In [57]:
from dotenv import load_dotenv
import os
import requests
import pandas as pd
import re
import numpy as np

load_dotenv()
census_key = os.getenv("CENSUS_API_KEY")

Call Census ACS5 API for (var) at Tract Level
- Total Population (B01003_001E)
- Uninsured Populatoin Segment (B27001_004E)
- Median household income (B19013_001E)

In [58]:
YEAR = 2019
base_url = f"https://api.census.gov/data/{YEAR}/acs/acs5"

# call to census ACS5 2019 API at tract level
def call(state, county, tract):
    if tract == 'ALL':
        for_val = 'tract:*'
    else:
        for_val = f'tract:{tract}'
    params = {
        "get": "B01003_001E,B27001_004E,B19013_001E,NAME",
        "for": for_val, 
        "in": f"state:{state}+county:{county}",
        "key": census_key
    }

    response = requests.get(base_url, params)

    print(response)

    if response.status_code == 200:
        data = response.json()
    else:
        print("Error:", response.status_code)
    
    return data

# return a tuple (state, county, tract) from an 11-digit FIPS
# does not check for validity
def code_to_tuple(census_tract: str) -> tuple[str]:
    ids = []
    ids = re.match(r'(\d{2})(\d{3})(\d{6})', census_tract)
    tup = (ids.group(1), ids.group(2), ids.group(3))
    return tup


def get_pop_batched(census_tract: str):
    tup = code_to_tuple(census_tract)
    data = call(tup[0], tup[1], 'ALL')
    acs_data = pd.DataFrame(data)
    return data

# All data for california
def california_call():
    params = {
        "get": "B01003_001E,B27001_004E,B19013_001E,NAME",
        "for": 'tract:*', 
        "in": f"state:06+county:*",
        "key": census_key
    }

    response = requests.get(base_url, params)

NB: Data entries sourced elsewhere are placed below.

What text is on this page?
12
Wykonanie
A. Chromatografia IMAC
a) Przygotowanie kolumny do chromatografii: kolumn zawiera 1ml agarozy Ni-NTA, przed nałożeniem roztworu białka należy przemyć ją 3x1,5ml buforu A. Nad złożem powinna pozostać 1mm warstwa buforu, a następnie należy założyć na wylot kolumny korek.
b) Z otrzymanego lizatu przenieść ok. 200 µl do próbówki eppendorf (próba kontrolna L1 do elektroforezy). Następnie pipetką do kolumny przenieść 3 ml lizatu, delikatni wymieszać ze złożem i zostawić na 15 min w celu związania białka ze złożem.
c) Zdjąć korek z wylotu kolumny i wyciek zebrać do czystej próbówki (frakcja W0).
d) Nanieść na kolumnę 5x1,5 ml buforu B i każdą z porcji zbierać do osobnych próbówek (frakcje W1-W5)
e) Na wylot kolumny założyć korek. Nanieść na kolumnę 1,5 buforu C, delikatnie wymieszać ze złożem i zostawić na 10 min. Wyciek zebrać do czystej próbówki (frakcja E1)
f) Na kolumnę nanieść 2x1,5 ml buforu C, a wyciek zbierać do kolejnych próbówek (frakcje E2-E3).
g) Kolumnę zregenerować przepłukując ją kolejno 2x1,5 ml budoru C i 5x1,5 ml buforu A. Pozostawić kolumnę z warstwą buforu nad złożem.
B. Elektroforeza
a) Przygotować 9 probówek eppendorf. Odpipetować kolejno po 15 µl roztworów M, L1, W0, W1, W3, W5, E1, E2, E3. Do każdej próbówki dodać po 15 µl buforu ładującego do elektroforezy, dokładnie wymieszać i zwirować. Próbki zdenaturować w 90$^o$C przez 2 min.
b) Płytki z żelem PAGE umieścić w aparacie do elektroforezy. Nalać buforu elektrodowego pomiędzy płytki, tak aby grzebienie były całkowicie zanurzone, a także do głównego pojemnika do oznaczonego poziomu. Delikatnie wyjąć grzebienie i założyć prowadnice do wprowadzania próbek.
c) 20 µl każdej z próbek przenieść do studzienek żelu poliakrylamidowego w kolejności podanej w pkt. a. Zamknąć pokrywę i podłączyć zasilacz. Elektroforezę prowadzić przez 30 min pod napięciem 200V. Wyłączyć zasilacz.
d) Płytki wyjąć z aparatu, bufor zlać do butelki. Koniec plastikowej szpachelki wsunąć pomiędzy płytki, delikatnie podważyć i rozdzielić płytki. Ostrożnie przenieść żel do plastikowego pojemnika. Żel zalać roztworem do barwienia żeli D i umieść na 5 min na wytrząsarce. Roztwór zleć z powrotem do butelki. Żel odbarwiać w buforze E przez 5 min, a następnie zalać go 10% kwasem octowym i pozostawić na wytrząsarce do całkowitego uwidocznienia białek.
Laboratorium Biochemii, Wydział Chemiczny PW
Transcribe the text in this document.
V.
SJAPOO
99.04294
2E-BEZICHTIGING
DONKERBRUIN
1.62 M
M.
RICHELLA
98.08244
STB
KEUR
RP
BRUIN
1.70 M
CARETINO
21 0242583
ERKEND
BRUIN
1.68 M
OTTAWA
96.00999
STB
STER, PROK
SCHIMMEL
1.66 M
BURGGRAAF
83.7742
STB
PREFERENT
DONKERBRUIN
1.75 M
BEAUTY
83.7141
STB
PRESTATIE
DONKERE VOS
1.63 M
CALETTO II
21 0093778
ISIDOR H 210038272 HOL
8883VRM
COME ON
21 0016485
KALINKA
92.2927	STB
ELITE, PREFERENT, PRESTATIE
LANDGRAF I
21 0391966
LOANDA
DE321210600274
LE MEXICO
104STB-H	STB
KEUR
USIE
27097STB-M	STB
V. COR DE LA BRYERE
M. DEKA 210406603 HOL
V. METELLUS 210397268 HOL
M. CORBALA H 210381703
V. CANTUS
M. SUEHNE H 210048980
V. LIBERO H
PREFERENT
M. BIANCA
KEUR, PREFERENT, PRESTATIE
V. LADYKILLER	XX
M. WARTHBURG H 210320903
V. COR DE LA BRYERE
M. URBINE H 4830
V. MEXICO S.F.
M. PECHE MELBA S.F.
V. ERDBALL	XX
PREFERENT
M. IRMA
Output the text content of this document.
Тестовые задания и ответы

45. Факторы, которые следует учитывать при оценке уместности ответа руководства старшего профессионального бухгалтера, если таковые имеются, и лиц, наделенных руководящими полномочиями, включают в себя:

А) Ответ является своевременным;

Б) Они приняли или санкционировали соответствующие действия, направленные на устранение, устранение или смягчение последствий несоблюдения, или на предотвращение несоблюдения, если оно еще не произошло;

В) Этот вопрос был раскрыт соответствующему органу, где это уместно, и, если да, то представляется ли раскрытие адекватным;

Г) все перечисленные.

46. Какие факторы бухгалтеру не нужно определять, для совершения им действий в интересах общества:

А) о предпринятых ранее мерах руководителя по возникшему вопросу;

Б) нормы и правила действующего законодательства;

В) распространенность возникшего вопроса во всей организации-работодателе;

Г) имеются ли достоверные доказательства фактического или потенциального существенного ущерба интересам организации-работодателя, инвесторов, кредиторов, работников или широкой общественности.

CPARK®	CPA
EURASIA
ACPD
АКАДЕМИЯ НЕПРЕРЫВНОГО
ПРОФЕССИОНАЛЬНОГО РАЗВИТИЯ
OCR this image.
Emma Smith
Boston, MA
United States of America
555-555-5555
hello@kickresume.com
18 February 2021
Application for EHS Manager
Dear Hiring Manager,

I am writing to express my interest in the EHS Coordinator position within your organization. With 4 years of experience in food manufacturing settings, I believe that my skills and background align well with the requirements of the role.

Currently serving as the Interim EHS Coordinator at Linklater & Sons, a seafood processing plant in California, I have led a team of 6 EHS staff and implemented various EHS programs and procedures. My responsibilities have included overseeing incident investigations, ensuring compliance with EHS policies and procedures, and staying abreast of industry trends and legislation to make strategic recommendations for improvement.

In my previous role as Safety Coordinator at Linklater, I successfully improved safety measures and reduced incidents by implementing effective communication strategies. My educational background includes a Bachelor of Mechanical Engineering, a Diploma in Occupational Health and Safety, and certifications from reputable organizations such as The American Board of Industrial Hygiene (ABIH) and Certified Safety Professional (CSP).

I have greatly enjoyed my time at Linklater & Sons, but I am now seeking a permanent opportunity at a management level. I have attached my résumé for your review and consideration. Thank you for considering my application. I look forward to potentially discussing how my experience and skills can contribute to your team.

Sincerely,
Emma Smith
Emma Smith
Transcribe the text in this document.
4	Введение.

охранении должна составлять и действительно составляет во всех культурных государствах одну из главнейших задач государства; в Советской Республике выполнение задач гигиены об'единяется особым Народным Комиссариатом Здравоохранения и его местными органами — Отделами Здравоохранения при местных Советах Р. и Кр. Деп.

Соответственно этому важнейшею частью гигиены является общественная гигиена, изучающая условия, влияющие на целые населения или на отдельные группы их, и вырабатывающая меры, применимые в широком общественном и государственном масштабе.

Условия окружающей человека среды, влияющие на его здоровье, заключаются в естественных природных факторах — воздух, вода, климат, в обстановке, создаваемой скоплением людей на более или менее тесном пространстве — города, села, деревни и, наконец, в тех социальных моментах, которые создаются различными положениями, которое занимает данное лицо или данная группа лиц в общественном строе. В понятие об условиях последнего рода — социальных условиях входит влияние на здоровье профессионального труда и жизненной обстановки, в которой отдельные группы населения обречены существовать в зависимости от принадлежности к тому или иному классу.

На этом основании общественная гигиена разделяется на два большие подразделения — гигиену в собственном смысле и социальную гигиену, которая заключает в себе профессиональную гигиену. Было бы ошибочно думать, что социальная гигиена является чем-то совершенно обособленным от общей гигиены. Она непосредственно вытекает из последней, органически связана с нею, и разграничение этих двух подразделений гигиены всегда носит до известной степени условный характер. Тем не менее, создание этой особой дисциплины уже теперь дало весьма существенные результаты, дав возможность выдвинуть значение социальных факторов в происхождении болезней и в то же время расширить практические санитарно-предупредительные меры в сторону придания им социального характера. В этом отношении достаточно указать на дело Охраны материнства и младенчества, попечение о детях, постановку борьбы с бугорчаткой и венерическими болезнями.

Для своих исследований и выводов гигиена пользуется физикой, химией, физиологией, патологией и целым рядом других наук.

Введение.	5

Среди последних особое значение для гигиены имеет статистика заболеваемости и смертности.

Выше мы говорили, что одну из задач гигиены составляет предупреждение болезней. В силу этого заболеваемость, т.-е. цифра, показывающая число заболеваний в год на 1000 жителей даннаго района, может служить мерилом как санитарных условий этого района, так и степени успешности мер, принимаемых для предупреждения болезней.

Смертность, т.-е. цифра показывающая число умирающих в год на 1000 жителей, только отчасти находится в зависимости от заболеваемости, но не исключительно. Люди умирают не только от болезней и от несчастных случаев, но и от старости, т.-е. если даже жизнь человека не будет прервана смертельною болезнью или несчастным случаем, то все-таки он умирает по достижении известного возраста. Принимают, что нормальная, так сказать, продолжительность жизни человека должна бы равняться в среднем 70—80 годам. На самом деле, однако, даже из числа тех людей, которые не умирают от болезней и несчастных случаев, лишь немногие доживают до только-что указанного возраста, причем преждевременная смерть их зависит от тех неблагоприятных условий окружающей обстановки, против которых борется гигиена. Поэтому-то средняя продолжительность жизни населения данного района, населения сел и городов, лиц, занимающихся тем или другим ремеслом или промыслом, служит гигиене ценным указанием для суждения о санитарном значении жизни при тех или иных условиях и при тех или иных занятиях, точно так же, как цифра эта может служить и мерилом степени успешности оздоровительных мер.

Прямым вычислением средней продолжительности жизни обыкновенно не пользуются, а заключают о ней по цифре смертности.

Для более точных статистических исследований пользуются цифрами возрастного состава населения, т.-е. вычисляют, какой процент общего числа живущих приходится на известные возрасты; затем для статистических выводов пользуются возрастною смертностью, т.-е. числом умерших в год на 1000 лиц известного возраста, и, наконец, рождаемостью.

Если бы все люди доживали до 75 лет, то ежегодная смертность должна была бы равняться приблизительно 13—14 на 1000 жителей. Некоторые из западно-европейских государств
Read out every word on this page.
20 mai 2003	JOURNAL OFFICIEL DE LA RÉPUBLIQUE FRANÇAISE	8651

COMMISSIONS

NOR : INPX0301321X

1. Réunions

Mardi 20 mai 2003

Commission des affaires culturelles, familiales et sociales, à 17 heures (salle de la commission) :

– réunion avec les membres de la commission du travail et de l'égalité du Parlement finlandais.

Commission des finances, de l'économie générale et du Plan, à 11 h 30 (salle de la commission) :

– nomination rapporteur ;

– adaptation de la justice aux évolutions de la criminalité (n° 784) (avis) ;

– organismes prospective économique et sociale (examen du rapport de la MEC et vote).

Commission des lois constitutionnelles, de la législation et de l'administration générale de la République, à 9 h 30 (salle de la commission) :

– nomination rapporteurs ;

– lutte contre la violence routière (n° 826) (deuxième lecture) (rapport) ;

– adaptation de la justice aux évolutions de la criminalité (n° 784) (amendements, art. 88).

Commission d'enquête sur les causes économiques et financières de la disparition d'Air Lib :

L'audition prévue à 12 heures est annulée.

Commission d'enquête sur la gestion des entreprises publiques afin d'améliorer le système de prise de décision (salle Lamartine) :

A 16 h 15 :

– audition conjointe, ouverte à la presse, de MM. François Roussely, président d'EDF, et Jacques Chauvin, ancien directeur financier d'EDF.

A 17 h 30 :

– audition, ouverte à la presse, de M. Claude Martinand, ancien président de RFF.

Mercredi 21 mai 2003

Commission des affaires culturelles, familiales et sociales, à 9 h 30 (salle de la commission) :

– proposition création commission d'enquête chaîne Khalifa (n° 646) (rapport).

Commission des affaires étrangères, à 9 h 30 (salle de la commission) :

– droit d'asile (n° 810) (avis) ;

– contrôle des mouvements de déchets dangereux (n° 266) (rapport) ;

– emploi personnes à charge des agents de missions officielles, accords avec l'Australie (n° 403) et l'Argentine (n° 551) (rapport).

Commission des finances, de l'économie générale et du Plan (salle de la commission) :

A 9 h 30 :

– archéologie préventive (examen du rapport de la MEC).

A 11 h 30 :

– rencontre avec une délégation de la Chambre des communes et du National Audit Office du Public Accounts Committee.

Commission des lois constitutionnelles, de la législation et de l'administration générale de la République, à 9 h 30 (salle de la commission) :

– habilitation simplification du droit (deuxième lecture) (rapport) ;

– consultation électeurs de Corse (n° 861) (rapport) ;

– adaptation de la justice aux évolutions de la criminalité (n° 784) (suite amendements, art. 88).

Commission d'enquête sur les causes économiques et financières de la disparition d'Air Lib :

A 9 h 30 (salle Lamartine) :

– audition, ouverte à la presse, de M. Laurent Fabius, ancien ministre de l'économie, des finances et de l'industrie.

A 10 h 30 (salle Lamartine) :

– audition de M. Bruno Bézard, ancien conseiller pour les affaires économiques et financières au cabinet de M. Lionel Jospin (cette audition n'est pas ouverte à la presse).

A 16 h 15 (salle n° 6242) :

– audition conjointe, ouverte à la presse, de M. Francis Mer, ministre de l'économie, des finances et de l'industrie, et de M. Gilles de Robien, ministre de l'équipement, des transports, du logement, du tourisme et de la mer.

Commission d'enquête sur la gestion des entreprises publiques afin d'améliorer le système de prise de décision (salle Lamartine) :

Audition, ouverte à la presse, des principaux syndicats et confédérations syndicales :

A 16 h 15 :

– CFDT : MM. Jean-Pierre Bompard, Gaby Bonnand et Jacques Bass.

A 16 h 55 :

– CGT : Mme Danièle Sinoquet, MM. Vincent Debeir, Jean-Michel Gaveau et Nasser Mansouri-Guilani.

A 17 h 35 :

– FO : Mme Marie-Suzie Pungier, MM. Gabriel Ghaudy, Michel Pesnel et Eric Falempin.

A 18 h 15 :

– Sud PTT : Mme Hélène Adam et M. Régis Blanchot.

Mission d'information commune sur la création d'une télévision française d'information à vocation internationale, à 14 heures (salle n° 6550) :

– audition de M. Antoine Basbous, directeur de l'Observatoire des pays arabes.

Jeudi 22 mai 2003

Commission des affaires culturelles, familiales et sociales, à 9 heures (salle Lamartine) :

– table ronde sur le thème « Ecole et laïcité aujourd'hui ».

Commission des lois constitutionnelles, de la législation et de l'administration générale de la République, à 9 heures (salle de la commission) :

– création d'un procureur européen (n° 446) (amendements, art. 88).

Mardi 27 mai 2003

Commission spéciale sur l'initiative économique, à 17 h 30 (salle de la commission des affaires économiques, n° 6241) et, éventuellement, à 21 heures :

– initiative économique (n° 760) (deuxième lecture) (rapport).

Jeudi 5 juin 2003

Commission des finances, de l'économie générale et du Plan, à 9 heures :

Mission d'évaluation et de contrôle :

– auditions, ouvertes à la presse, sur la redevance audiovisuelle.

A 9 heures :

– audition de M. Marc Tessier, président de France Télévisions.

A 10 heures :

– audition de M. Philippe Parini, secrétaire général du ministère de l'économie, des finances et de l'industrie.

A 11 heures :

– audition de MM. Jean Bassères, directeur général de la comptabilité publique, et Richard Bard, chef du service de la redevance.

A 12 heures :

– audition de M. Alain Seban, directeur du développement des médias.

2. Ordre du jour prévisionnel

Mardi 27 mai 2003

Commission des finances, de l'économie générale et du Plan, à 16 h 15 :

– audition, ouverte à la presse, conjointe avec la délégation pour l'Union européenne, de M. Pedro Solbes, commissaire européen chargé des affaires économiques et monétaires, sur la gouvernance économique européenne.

    if response.status_code == 200:
        data = response.json()
    else: 
        print("Error:", response.status_code)
    
    return data


In [59]:

acs_data = california_call()

acs_df = pd.DataFrame(data=acs_data[1:], columns = acs_data[0])

acs_df.rename(columns={
    "B01003_001E": "TotalPop",
    "B27001_004E": "UninsuredPop",
    "B19013_001E": "MedHouseInc"
    }, inplace=True)

acs_df['GEOID'] = acs_df['state'] + acs_df['county'] + acs_df['tract']
acs_df.drop(columns=['state', 'county', 'tract', 'NAME'], inplace=True)

acs_df.head(3)


Unnamed: 0,TotalPop,UninsuredPop,MedHouseInc,GEOID
0,3195,39,206607,6085507904
1,8604,537,114300,6085508504
2,4871,218,152969,6085508505


Remove Census Null value marker from Median House Income 

In [55]:
acs_df.MedHouseInc.replace("-666666666", None, inplace=True)

In [56]:
acs_df.shape
acs_df.to_csv('../data/raw/ACS5 2019.csv')

Split USDA into 1/2, 1, 10, 20

Thoughts:
- is there real reason to, if I want to regress on this data later, it would work against me to have them in different datasets
- The healthoutcomes for a tract take into account all persons, not just those who are farther away from food sources
- Do this in the exploratory Analysis, for this phase just worry about collecting data, that means extracting tract data and refering to the API for corresponding population estimates
- Another example could be get the fara for another year and see if there's a correlation between more or less restricted food access and the progression of health outcomes with time ???